Wednesday, July 11, 2012

Desert Storm

I'm nine years old playing hopscotch with with my neighbor. Lines of chalk creep from the front porch over uneven plateaus of concrete mapping a trail with no real destination. Summer has arrived and with it comes a hot dry air that is more suffocating than sustaining. The heat shoos the adults inside, and we laugh at their folly as they pass up an irreclaimable summer day. For us the antidote to the heat is as simple as a popsicle or a run through the hose. So we tirelessly stamp our feet all over the concrete, when suddenly we detect a change. Maybe it is a sixth sense that comes with being a desert kid, for this is long before we worried about the morning news and the 5-day forecast, but suddenly we know its about to rain. The air thickens and tenses in our lungs as we hold our breath for the gift that is about to come. Yet despite our anticipation, the storm still manages to catch us by surprise. In seconds the world around us is transformed. The sun departs its roost to course through our veins as we accept the weight of the entire sky falling upon us. We laugh and scream in delight, but every word that leaves us is an orphan lost to the sounds of water exploding. This is before the thunder and lightning crash the party. It is long before the rain stops falling.
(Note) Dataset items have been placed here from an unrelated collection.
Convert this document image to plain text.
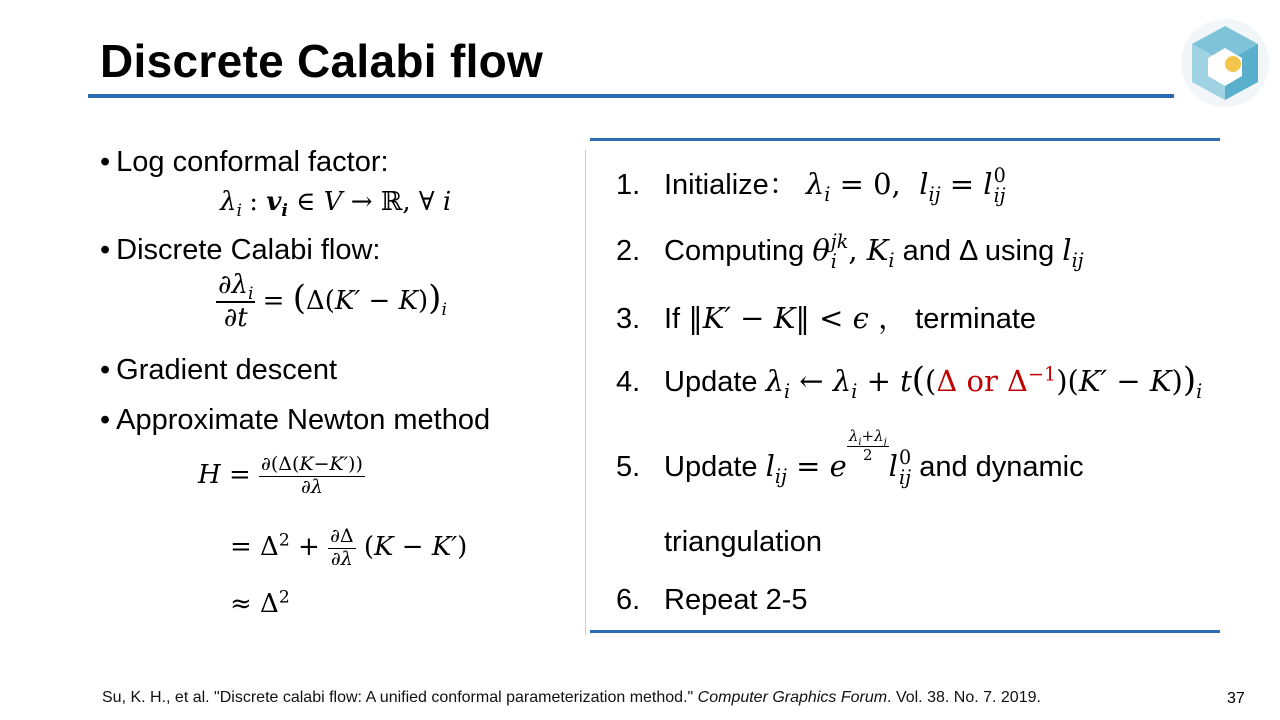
Discrete Calabi flow
• Log conformal factor:
$\lambda_i$ : $v_i$ ∈ V → ℝ, ∀ i
• Discrete Calabi flow:
$\frac{\partial\lambda_i}{\partial t} = (\Delta(K' - K))_i$
• Gradient descent
• Approximate Newton method
$H = \frac{\partial(\Delta(K-K'))}{\partial\lambda}$
= $\Delta^2 + \frac{\partial\Delta}{\partial\lambda} (K - K')$
≈ $\Delta^2$
1. Initialize： $\lambda_i = 0$,  $l_{ij} = l$ 0
ij
2. Computing θ jk
i , $K_i$ and Δ using $l_{ij}$
3. If ‖K′ − K‖ < ϵ ， terminate
4. Update $\lambda_i$ ← $\lambda_i + t((\Delta$ or $\Delta^{-1})(K' - K))_i$
5. Update $l_{ij} = e$
$\frac{\lambda_i+\lambda_j}{2}$
l 0
ij and dynamic
triangulation
6. Repeat 2-5
Su, K. H., et al. "Discrete calabi flow: A unified conformal parameterization method." Computer Graphics Forum. Vol. 38. No. 7. 2019.	37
Before it leaves us with a smell almost as enlivening as the downpour itself, like a lovers smell lingering on the sheets. It is long before we know about that kind of love. And in that moment we feel something we don't have the word to describe, that only now we realize is something called bliss. And we fail to notice the sweet swirl of color as our chalk is swept away.

1 comment:

  1. ..............and how the sunlight streams through the rain as it softens to and end. Only here. And only in our magical lands' ways....

    You captured and describe with a delicate appreciation of all that spins around you! Never let that profound strength of perception weaken. Ah Hell, you wouldn't!